Judge throws out latest bid by O'Donnell to be declared bankrupt in UK
SOLICITOR Brian O'Donnell has failed in his latest attempt to be declared bankrupt in the United Kingdom.
The High Court in London yesterday dismissed a bid by the former property investor and his wife Mary Pat to reverse a decision to deny them bankruptcy in Britain.
The couple had presented a number of new documents to the court under what they said were exceptional circumstances in the hope of turning around the previous decision.
However, Judge Guy Newey dismissed the application, saying the new evidence did not affect his previous judgment.
Their bid to be declared bankrupt in the UK – where they would face one year in financial purgatory compared to 12 in Ireland – was challenged by Bank of Ireland in a two-week court case last year.
The couple argued that their centre of main interest – where they do their business – is in the UK and they had a right to be declared bankrupt there.

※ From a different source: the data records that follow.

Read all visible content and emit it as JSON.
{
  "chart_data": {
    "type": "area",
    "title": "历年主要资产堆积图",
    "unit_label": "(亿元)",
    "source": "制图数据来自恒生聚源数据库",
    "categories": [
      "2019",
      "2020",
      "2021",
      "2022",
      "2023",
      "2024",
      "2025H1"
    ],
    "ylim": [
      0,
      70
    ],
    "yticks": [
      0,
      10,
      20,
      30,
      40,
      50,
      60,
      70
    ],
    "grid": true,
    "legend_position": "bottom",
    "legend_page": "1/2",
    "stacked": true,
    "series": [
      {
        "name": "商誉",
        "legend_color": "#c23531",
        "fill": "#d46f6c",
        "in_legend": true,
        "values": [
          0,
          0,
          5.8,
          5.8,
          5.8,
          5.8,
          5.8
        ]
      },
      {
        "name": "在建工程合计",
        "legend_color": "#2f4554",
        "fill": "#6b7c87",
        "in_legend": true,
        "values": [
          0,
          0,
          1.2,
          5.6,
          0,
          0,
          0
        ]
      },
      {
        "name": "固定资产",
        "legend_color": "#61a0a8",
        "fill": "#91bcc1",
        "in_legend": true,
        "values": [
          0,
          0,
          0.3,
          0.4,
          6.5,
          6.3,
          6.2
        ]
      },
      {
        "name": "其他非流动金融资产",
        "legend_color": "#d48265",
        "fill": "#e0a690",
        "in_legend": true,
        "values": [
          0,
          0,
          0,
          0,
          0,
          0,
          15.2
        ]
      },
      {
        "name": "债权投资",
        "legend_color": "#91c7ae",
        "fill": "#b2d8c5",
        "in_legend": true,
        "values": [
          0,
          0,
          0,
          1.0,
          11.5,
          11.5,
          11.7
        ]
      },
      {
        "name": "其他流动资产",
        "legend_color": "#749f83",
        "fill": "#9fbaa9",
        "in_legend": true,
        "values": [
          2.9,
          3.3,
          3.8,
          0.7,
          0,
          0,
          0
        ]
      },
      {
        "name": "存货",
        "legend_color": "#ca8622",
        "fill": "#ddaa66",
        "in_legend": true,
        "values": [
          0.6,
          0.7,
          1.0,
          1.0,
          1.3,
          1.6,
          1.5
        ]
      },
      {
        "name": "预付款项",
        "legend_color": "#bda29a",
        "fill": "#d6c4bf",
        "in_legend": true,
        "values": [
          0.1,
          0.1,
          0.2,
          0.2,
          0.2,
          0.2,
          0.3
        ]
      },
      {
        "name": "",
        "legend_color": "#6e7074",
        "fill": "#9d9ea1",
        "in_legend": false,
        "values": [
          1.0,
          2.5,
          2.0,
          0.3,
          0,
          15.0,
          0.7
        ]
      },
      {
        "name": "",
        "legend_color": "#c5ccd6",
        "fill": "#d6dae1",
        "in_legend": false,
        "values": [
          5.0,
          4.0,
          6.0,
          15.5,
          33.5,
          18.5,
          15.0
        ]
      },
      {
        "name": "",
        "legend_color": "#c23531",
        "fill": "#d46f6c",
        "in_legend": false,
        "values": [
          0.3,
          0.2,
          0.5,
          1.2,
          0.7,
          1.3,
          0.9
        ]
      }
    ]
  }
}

They said that the majority of their business had been conducted in Britain since 2007 and they had moved there full-time at the end of 2011.

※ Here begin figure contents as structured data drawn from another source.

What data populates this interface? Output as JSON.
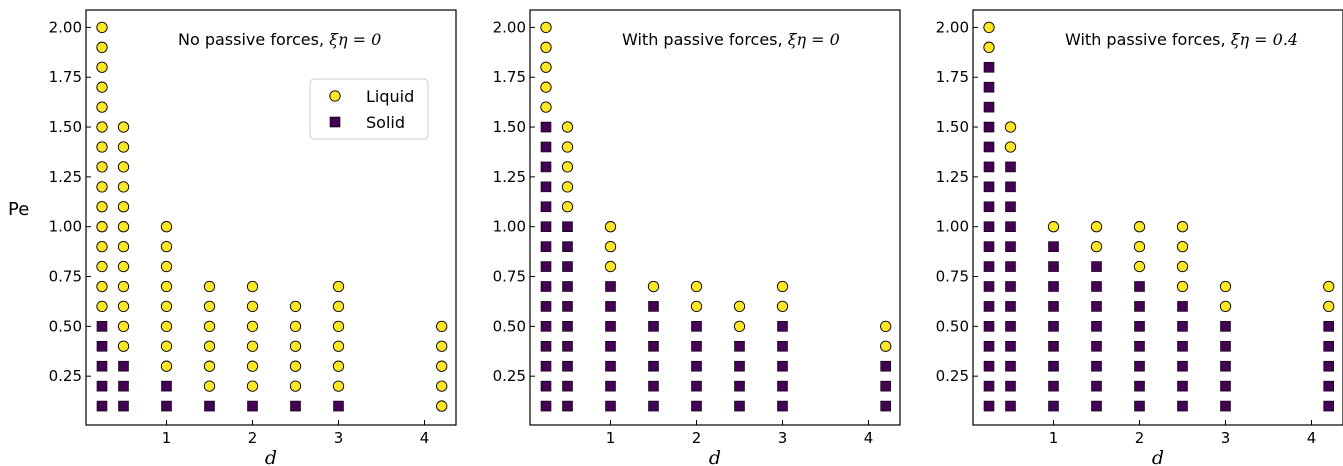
{
  "figure": {
    "ylabel": "Pe"
  },
  "colors": {
    "liquid": "#fde725",
    "solid": "#440154",
    "edge": "#000000"
  },
  "legend": {
    "liquid_label": "Liquid",
    "solid_label": "Solid",
    "location": "upper right (first panel)"
  },
  "chart_data": [
    {
      "type": "scatter",
      "title_text": "No passive forces, ",
      "title_math": "ξη = 0",
      "xlabel": "d",
      "ylabel": "Pe",
      "xticks": [
        "1",
        "2",
        "3",
        "4"
      ],
      "yticks": [
        "0.25",
        "0.50",
        "0.75",
        "1.00",
        "1.25",
        "1.50",
        "1.75",
        "2.00"
      ],
      "xlim": [
        0.15,
        4.45
      ],
      "ylim": [
        0.0,
        2.1
      ],
      "series": [
        {
          "name": "Liquid",
          "marker": "circle",
          "points": [
            [
              0.25,
              0.6
            ],
            [
              0.25,
              0.7
            ],
            [
              0.25,
              0.8
            ],
            [
              0.25,
              0.9
            ],
            [
              0.25,
              1.0
            ],
            [
              0.25,
              1.1
            ],
            [
              0.25,
              1.2
            ],
            [
              0.25,
              1.3
            ],
            [
              0.25,
              1.4
            ],
            [
              0.25,
              1.5
            ],
            [
              0.25,
              1.6
            ],
            [
              0.25,
              1.7
            ],
            [
              0.25,
              1.8
            ],
            [
              0.25,
              1.9
            ],
            [
              0.25,
              2.0
            ],
            [
              0.5,
              0.4
            ],
            [
              0.5,
              0.5
            ],
            [
              0.5,
              0.6
            ],
            [
              0.5,
              0.7
            ],
            [
              0.5,
              0.8
            ],
            [
              0.5,
              0.9
            ],
            [
              0.5,
              1.0
            ],
            [
              0.5,
              1.1
            ],
            [
              0.5,
              1.2
            ],
            [
              0.5,
              1.3
            ],
            [
              0.5,
              1.4
            ],
            [
              0.5,
              1.5
            ],
            [
              1,
              0.3
            ],
            [
              1,
              0.4
            ],
            [
              1,
              0.5
            ],
            [
              1,
              0.6
            ],
            [
              1,
              0.7
            ],
            [
              1,
              0.8
            ],
            [
              1,
              0.9
            ],
            [
              1,
              1.0
            ],
            [
              1.5,
              0.2
            ],
            [
              1.5,
              0.3
            ],
            [
              1.5,
              0.4
            ],
            [
              1.5,
              0.5
            ],
            [
              1.5,
              0.6
            ],
            [
              1.5,
              0.7
            ],
            [
              2,
              0.2
            ],
            [
              2,
              0.3
            ],
            [
              2,
              0.4
            ],
            [
              2,
              0.5
            ],
            [
              2,
              0.6
            ],
            [
              2,
              0.7
            ],
            [
              2.5,
              0.2
            ],
            [
              2.5,
              0.3
            ],
            [
              2.5,
              0.4
            ],
            [
              2.5,
              0.5
            ],
            [
              2.5,
              0.6
            ],
            [
              3,
              0.2
            ],
            [
              3,
              0.3
            ],
            [
              3,
              0.4
            ],
            [
              3,
              0.5
            ],
            [
              3,
              0.6
            ],
            [
              3,
              0.7
            ],
            [
              4.2,
              0.1
            ],
            [
              4.2,
              0.2
            ],
            [
              4.2,
              0.3
            ],
            [
              4.2,
              0.4
            ],
            [
              4.2,
              0.5
            ]
          ]
        },
        {
          "name": "Solid",
          "marker": "square",
          "points": [
            [
              0.25,
              0.1
            ],
            [
              0.25,
              0.2
            ],
            [
              0.25,
              0.3
            ],
            [
              0.25,
              0.4
            ],
            [
              0.25,
              0.5
            ],
            [
              0.5,
              0.1
            ],
            [
              0.5,
              0.2
            ],
            [
              0.5,
              0.3
            ],
            [
              1,
              0.1
            ],
            [
              1,
              0.2
            ],
            [
              1.5,
              0.1
            ],
            [
              2,
              0.1
            ],
            [
              2.5,
              0.1
            ],
            [
              3,
              0.1
            ]
          ]
        }
      ]
    },
    {
      "type": "scatter",
      "title_text": "With passive forces, ",
      "title_math": "ξη = 0",
      "xlabel": "d",
      "ylabel": "Pe",
      "xticks": [
        "1",
        "2",
        "3",
        "4"
      ],
      "yticks": [
        "0.25",
        "0.50",
        "0.75",
        "1.00",
        "1.25",
        "1.50",
        "1.75",
        "2.00"
      ],
      "xlim": [
        0.15,
        4.45
      ],
      "ylim": [
        0.0,
        2.1
      ],
      "series": [
        {
          "name": "Liquid",
          "marker": "circle",
          "points": [
            [
              0.25,
              1.6
            ],
            [
              0.25,
              1.7
            ],
            [
              0.25,
              1.8
            ],
            [
              0.25,
              1.9
            ],
            [
              0.25,
              2.0
            ],
            [
              0.5,
              1.1
            ],
            [
              0.5,
              1.2
            ],
            [
              0.5,
              1.3
            ],
            [
              0.5,
              1.4
            ],
            [
              0.5,
              1.5
            ],
            [
              1,
              0.8
            ],
            [
              1,
              0.9
            ],
            [
              1,
              1.0
            ],
            [
              1.5,
              0.7
            ],
            [
              2,
              0.6
            ],
            [
              2,
              0.7
            ],
            [
              2.5,
              0.5
            ],
            [
              2.5,
              0.6
            ],
            [
              3,
              0.6
            ],
            [
              3,
              0.7
            ],
            [
              4.2,
              0.4
            ],
            [
              4.2,
              0.5
            ]
          ]
        },
        {
          "name": "Solid",
          "marker": "square",
          "points": [
            [
              0.25,
              0.1
            ],
            [
              0.25,
              0.2
            ],
            [
              0.25,
              0.3
            ],
            [
              0.25,
              0.4
            ],
            [
              0.25,
              0.5
            ],
            [
              0.25,
              0.6
            ],
            [
              0.25,
              0.7
            ],
            [
              0.25,
              0.8
            ],
            [
              0.25,
              0.9
            ],
            [
              0.25,
              1.0
            ],
            [
              0.25,
              1.1
            ],
            [
              0.25,
              1.2
            ],
            [
              0.25,
              1.3
            ],
            [
              0.25,
              1.4
            ],
            [
              0.25,
              1.5
            ],
            [
              0.5,
              0.1
            ],
            [
              0.5,
              0.2
            ],
            [
              0.5,
              0.3
            ],
            [
              0.5,
              0.4
            ],
            [
              0.5,
              0.5
            ],
            [
              0.5,
              0.6
            ],
            [
              0.5,
              0.7
            ],
            [
              0.5,
              0.8
            ],
            [
              0.5,
              0.9
            ],
            [
              0.5,
              1.0
            ],
            [
              1,
              0.1
            ],
            [
              1,
              0.2
            ],
            [
              1,
              0.3
            ],
            [
              1,
              0.4
            ],
            [
              1,
              0.5
            ],
            [
              1,
              0.6
            ],
            [
              1,
              0.7
            ],
            [
              1.5,
              0.1
            ],
            [
              1.5,
              0.2
            ],
            [
              1.5,
              0.3
            ],
            [
              1.5,
              0.4
            ],
            [
              1.5,
              0.5
            ],
            [
              1.5,
              0.6
            ],
            [
              2,
              0.1
            ],
            [
              2,
              0.2
            ],
            [
              2,
              0.3
            ],
            [
              2,
              0.4
            ],
            [
              2,
              0.5
            ],
            [
              2.5,
              0.1
            ],
            [
              2.5,
              0.2
            ],
            [
              2.5,
              0.3
            ],
            [
              2.5,
              0.4
            ],
            [
              3,
              0.1
            ],
            [
              3,
              0.2
            ],
            [
              3,
              0.3
            ],
            [
              3,
              0.4
            ],
            [
              3,
              0.5
            ],
            [
              4.2,
              0.1
            ],
            [
              4.2,
              0.2
            ],
            [
              4.2,
              0.3
            ]
          ]
        }
      ]
    },
    {
      "type": "scatter",
      "title_text": "With passive forces, ",
      "title_math": "ξη = 0.4",
      "xlabel": "d",
      "ylabel": "Pe",
      "xticks": [
        "1",
        "2",
        "3",
        "4"
      ],
      "yticks": [
        "0.25",
        "0.50",
        "0.75",
        "1.00",
        "1.25",
        "1.50",
        "1.75",
        "2.00"
      ],
      "xlim": [
        0.15,
        4.45
      ],
      "ylim": [
        0.0,
        2.1
      ],
      "series": [
        {
          "name": "Liquid",
          "marker": "circle",
          "points": [
            [
              0.25,
              1.9
            ],
            [
              0.25,
              2.0
            ],
            [
              0.5,
              1.4
            ],
            [
              0.5,
              1.5
            ],
            [
              1,
              1.0
            ],
            [
              1.5,
              0.9
            ],
            [
              1.5,
              1.0
            ],
            [
              2,
              0.8
            ],
            [
              2,
              0.9
            ],
            [
              2,
              1.0
            ],
            [
              2.5,
              0.7
            ],
            [
              2.5,
              0.8
            ],
            [
              2.5,
              0.9
            ],
            [
              2.5,
              1.0
            ],
            [
              3,
              0.6
            ],
            [
              3,
              0.7
            ],
            [
              4.2,
              0.6
            ],
            [
              4.2,
              0.7
            ]
          ]
        },
        {
          "name": "Solid",
          "marker": "square",
          "points": [
            [
              0.25,
              0.1
            ],
            [
              0.25,
              0.2
            ],
            [
              0.25,
              0.3
            ],
            [
              0.25,
              0.4
            ],
            [
              0.25,
              0.5
            ],
            [
              0.25,
              0.6
            ],
            [
              0.25,
              0.7
            ],
            [
              0.25,
              0.8
            ],
            [
              0.25,
              0.9
            ],
            [
              0.25,
              1.0
            ],
            [
              0.25,
              1.1
            ],
            [
              0.25,
              1.2
            ],
            [
              0.25,
              1.3
            ],
            [
              0.25,
              1.4
            ],
            [
              0.25,
              1.5
            ],
            [
              0.25,
              1.6
            ],
            [
              0.25,
              1.7
            ],
            [
              0.25,
              1.8
            ],
            [
              0.5,
              0.1
            ],
            [
              0.5,
              0.2
            ],
            [
              0.5,
              0.3
            ],
            [
              0.5,
              0.4
            ],
            [
              0.5,
              0.5
            ],
            [
              0.5,
              0.6
            ],
            [
              0.5,
              0.7
            ],
            [
              0.5,
              0.8
            ],
            [
              0.5,
              0.9
            ],
            [
              0.5,
              1.0
            ],
            [
              0.5,
              1.1
            ],
            [
              0.5,
              1.2
            ],
            [
              0.5,
              1.3
            ],
            [
              1,
              0.1
            ],
            [
              1,
              0.2
            ],
            [
              1,
              0.3
            ],
            [
              1,
              0.4
            ],
            [
              1,
              0.5
            ],
            [
              1,
              0.6
            ],
            [
              1,
              0.7
            ],
            [
              1,
              0.8
            ],
            [
              1,
              0.9
            ],
            [
              1.5,
              0.1
            ],
            [
              1.5,
              0.2
            ],
            [
              1.5,
              0.3
            ],
            [
              1.5,
              0.4
            ],
            [
              1.5,
              0.5
            ],
            [
              1.5,
              0.6
            ],
            [
              1.5,
              0.7
            ],
            [
              1.5,
              0.8
            ],
            [
              2,
              0.1
            ],
            [
              2,
              0.2
            ],
            [
              2,
              0.3
            ],
            [
              2,
              0.4
            ],
            [
              2,
              0.5
            ],
            [
              2,
              0.6
            ],
            [
              2,
              0.7
            ],
            [
              2.5,
              0.1
            ],
            [
              2.5,
              0.2
            ],
            [
              2.5,
              0.3
            ],
            [
              2.5,
              0.4
            ],
            [
              2.5,
              0.5
            ],
            [
              2.5,
              0.6
            ],
            [
              3,
              0.1
            ],
            [
              3,
              0.2
            ],
            [
              3,
              0.3
            ],
            [
              3,
              0.4
            ],
            [
              3,
              0.5
            ],
            [
              4.2,
              0.1
            ],
            [
              4.2,
              0.2
            ],
            [
              4.2,
              0.3
            ],
            [
              4.2,
              0.4
            ],
            [
              4.2,
              0.5
            ]
          ]
        }
      ]
    }
  ]
}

However, in his judgment before Christmas, Judge Newey rejected their claim, saying Mr O'Donnell had not been "a frank, or even a wholly truthful" witness and that their transfer from Ireland to Britain could not have been "sufficiently ascertainable by third parties".
In an attempt to reverse the decision this week, Mr O'Donnell – representing himself and his wife without a legal team – presented a series of documents which he said should change the view of the court.

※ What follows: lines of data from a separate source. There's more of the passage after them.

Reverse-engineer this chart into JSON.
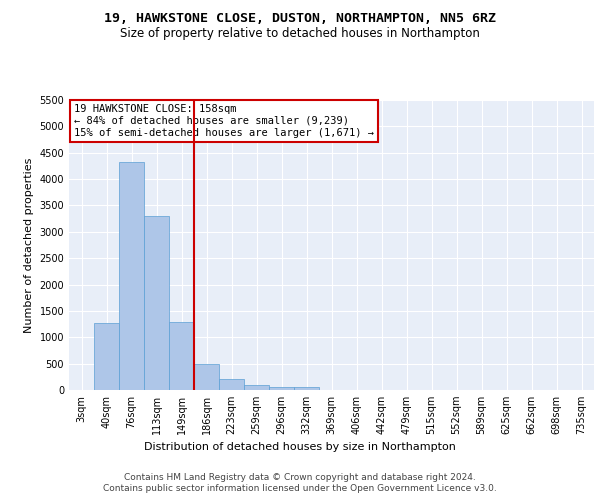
{
  "title_line1": "19, HAWKSTONE CLOSE, DUSTON, NORTHAMPTON, NN5 6RZ",
  "title_line2": "Size of property relative to detached houses in Northampton",
  "xlabel": "Distribution of detached houses by size in Northampton",
  "ylabel": "Number of detached properties",
  "footer_line1": "Contains HM Land Registry data © Crown copyright and database right 2024.",
  "footer_line2": "Contains public sector information licensed under the Open Government Licence v3.0.",
  "annotation_title": "19 HAWKSTONE CLOSE: 158sqm",
  "annotation_line1": "← 84% of detached houses are smaller (9,239)",
  "annotation_line2": "15% of semi-detached houses are larger (1,671) →",
  "bar_labels": [
    "3sqm",
    "40sqm",
    "76sqm",
    "113sqm",
    "149sqm",
    "186sqm",
    "223sqm",
    "259sqm",
    "296sqm",
    "332sqm",
    "369sqm",
    "406sqm",
    "442sqm",
    "479sqm",
    "515sqm",
    "552sqm",
    "589sqm",
    "625sqm",
    "662sqm",
    "698sqm",
    "735sqm"
  ],
  "bar_values": [
    0,
    1270,
    4330,
    3300,
    1290,
    490,
    215,
    95,
    65,
    55,
    0,
    0,
    0,
    0,
    0,
    0,
    0,
    0,
    0,
    0,
    0
  ],
  "bar_color": "#aec6e8",
  "bar_edgecolor": "#5a9fd4",
  "highlight_bar_index": 4,
  "highlight_color": "#cc0000",
  "ylim": [
    0,
    5500
  ],
  "yticks": [
    0,
    500,
    1000,
    1500,
    2000,
    2500,
    3000,
    3500,
    4000,
    4500,
    5000,
    5500
  ],
  "bg_color": "#e8eef8",
  "grid_color": "#ffffff",
  "title_fontsize": 9.5,
  "subtitle_fontsize": 8.5,
  "axis_label_fontsize": 8,
  "tick_fontsize": 7,
  "footer_fontsize": 6.5,
  "annotation_fontsize": 7.5
}
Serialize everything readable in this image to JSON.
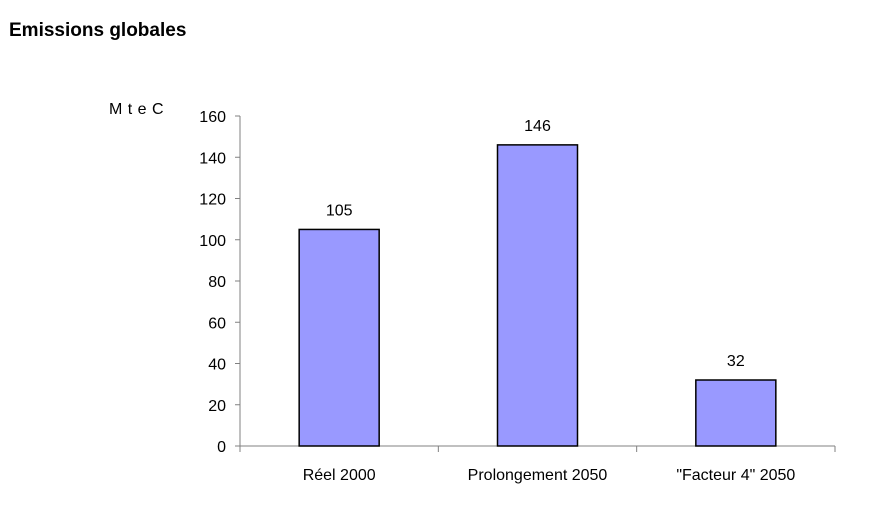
{
  "chart_data": {
    "type": "bar",
    "title": "Emissions globales",
    "ylabel": "M t e C",
    "xlabel": "",
    "categories": [
      "Réel 2000",
      "Prolongement 2050",
      "\"Facteur 4\" 2050"
    ],
    "values": [
      105,
      146,
      32
    ],
    "data_labels": [
      "105",
      "146",
      "32"
    ],
    "ylim": [
      0,
      160
    ],
    "yticks": [
      0,
      20,
      40,
      60,
      80,
      100,
      120,
      140,
      160
    ],
    "grid": false,
    "legend": "none",
    "bar_color": "#9999FF",
    "bar_stroke": "#000000"
  }
}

He asked the judge to reverse the ruling because of the "exceptional circumstances" of the new evidence and blamed his legal team for having not presented the documents previously.
The letters to creditors such as Anglo Irish Bank and Ulster Bank showed that they knew the couple were resident in London last February, according to Mr O'Donnell.
However, Judge Newey said that several of the documents were unhelpful and did not justify re-opening the case.
The judge said he could not see how Mr O'Donnell could escape personal responsibility for not supplying them in the original case.
He said he did not think the documents would have changed the situation if they were before him at the original trial.